The unrequited life of a pretend musician

Friday, May 9, 2014 Permalink 0

A few weeks back, Tommy J suggested I’d like the musical group A Great Big World.  He was right. I changed my Pandora station to select their music and bands with similar sounds.  Music influences my mood.  And my mood influences my music.  A Great Big World radio station is both uplifting and centering.  The music has a hopeful sadness about it.  I find myself pausing and leaning into the music like it’s a well-placed and comfortable perch.

Piano is the prominent instrument on this station.  As the songs become more familiar, I find myself playing along, especially at work.  I’ll push my computer keyboard to the side  to finger my imaginary keyboard.  In the moment, I’ll hit each note with a deliberateness and emotionality.  I virtually play beautifully.  I feel the melodies deep within my soul.

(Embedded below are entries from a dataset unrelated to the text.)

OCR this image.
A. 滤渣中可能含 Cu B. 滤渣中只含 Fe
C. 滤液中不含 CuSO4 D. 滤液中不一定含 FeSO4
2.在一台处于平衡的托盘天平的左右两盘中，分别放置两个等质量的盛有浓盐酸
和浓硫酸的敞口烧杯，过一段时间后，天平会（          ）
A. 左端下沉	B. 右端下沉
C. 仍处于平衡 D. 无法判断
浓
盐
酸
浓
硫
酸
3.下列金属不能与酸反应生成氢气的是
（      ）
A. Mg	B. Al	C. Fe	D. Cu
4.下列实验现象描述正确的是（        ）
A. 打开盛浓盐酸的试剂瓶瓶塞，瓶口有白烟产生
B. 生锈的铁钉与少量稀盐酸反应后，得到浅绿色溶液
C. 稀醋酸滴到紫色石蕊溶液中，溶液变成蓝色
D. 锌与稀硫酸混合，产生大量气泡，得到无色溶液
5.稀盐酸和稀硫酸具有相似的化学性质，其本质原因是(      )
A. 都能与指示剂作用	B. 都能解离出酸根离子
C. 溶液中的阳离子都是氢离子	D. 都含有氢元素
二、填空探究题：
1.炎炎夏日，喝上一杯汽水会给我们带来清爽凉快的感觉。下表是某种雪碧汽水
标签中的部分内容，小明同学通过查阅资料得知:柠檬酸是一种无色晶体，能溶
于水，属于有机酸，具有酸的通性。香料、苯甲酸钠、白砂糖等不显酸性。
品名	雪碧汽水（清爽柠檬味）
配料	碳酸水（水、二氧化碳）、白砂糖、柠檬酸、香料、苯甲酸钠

And the music releases my passion.

The thing that people don’t know about me is my real career should have been a cocktail lounge singer.  I see myself in a smoky-filled gin joint.  I imagine sitting down to a piano and unleashing my melodious mayhem on the world.  I have *it*.  In the recesses of my soul, I have the intensity to sing the blues.  I have 50 years of painful revelations in love and loss.  These emotional passages are best expressed in a rhyming prose and heartfelt piano playing.  Here are the wrinkles:  I have a limited almost non-existent singing range.  And I can only play the first 4 stanzas of “Jingle Bells” on the piano.

When I was in fourth grade, I begged my parents to allow me to take music lessons.  Mr. Palermo had effectively wooed me during his band pitch.  He was a stoned version of Harold Hill from “The Music Man.”  I’m not sure how I picked the clarinet.  I feel more like it picked me like the hat sorting dorm assignments of Harry Potter fame.  I was thrilled to be a part of the school band.  I played 3rd clarinet.  Yep, there were only three clarinets.

I sucked. As much as I liked the classroom work and the concert circuit, I didn’t like practicing at home.  Even though my dad had found me a cozy nook in the basement storage room as my rehearsal space, I found it hard to designate daily time to advance my music.  Somehow, I limped along.  In every concert, I inadvertently would let out at least one notable squawk from a wrong note, wrong breath.  I was not good and everyone knew it.  So, of course, I was promoted to bass clarinet.

Someone found a bass clarinet in the St. Thomas School basement.  It was old, unreliable and unique.  The band leader thought I was the perfect person to transition to bass clarinet. I was just hoping I would be a natural aficionado without any effort. The best part of this bass clarinet was it’s capacity was limited.  When it was determined that it wouldn’t always hit notes -not because of any fault of my own-, I was given permission to fake it.  If I didn’t think the note was going to come out correctly, I was to ‘pretend play.‘  Well, that worked for me.  I ‘pretend played’ right into the Michiana honor band.

The best players at area schools were selected to play in the honor band.  And I was the only bass clarinet in the Elkhart-Mishawaka-South Bend area.  So, ta-da I was in the honor band.  My farcical playing ended in 8th grade.  Before I went on to high school, I gave up the illusion of being a musician.

Still, I wish I had picked the piano or the piano had picked me in my youth.  One of my past bosses, Frances Pace Barnes, used to tell me that in retirement she was going to learn to play the piano.  The idea sounded funny to me.  For one, I didn’t imagine her ever retiring.  Her life seemed to revolve around her job.  Second, why wait?  Third, isn’t retirement for goofing off?

I hope Frances learned to play.  I hope her piano playing is bringing her joy.  Me?  I’m going to continue to bask in my pretend musician lifestyle.  It matches my pretend singing voice.